Comet Lovejoy Literally Gives Away Alcohol, with No One in Space to Drink It

Comets like to party, too. 

Fabrice Noel via NASA

How’s this for some weekend news — even comets like to party. Researchers in France recently discovered Comet Lovejoy (catalogued as C/2014 Q2) releasing a ton of alcohol into space. You read that right — the same stuff in your pint glasses was just hurtling into the great unknown, about to be drunk by exactly no one.

The scientific stargazers at the Paris Observatory just released a paper in Science Advances that detailed the shock they had when they realized Lovejoy was just giving off massive amounts of ethyl alcohol along with a simple sugar (glycolaldehyde) and 19 other organic molecules in gas released by the comet.
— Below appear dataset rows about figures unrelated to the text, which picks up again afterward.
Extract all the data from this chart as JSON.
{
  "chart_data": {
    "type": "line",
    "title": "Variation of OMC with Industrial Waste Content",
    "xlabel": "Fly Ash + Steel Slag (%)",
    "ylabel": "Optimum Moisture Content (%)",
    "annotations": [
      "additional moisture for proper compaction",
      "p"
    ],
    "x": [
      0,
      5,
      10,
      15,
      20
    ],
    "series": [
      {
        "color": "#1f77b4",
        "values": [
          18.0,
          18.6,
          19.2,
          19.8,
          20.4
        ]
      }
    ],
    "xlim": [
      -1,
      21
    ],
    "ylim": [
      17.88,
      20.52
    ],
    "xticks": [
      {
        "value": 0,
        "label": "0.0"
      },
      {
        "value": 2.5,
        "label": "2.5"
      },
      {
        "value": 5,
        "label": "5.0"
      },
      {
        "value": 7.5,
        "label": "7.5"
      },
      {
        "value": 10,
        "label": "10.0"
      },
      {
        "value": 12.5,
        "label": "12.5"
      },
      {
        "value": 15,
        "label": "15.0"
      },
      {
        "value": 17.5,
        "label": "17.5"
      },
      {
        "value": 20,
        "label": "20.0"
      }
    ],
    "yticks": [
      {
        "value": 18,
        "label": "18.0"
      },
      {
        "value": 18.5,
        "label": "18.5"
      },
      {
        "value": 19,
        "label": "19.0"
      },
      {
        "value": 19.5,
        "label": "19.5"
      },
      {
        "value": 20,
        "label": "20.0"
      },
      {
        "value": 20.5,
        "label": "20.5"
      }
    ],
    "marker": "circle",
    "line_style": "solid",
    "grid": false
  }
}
This is the first time that scientists have ever found ethyl alcohol in a comet.

Comets usually hang out far away from the sun (because, duh, partying at night is better?), but get drawn in closer to the star when there are gravitational changes in the solar system. When they get closer to the sun — and heat — the frozen comets end up releasing gases as they whiz by. That’s how scientists figured out just what Lovejoy was emitting. By looking at the atmospheric trail Lovejoy left behind, researchers were able to identify the microwave frequencies of various molecules — which is when they found the booze, so to speak.

“We found that comet Lovejoy was releasing as much alcohol as in at least 500 bottles of wine every second during its peak activity,” said the Paris Observatory’s Nicolas Biver.


With the discovery of the ethyl alcohol and the simple sugar, scientists are also showing that comets actually have complex molecular makeups. This supports the theory that comets may have contributed to the origins of life on earth.

So let’s all raise a glass (and not pour one out) for Comet Lovejoy, the hardest partying space debris in the galaxy.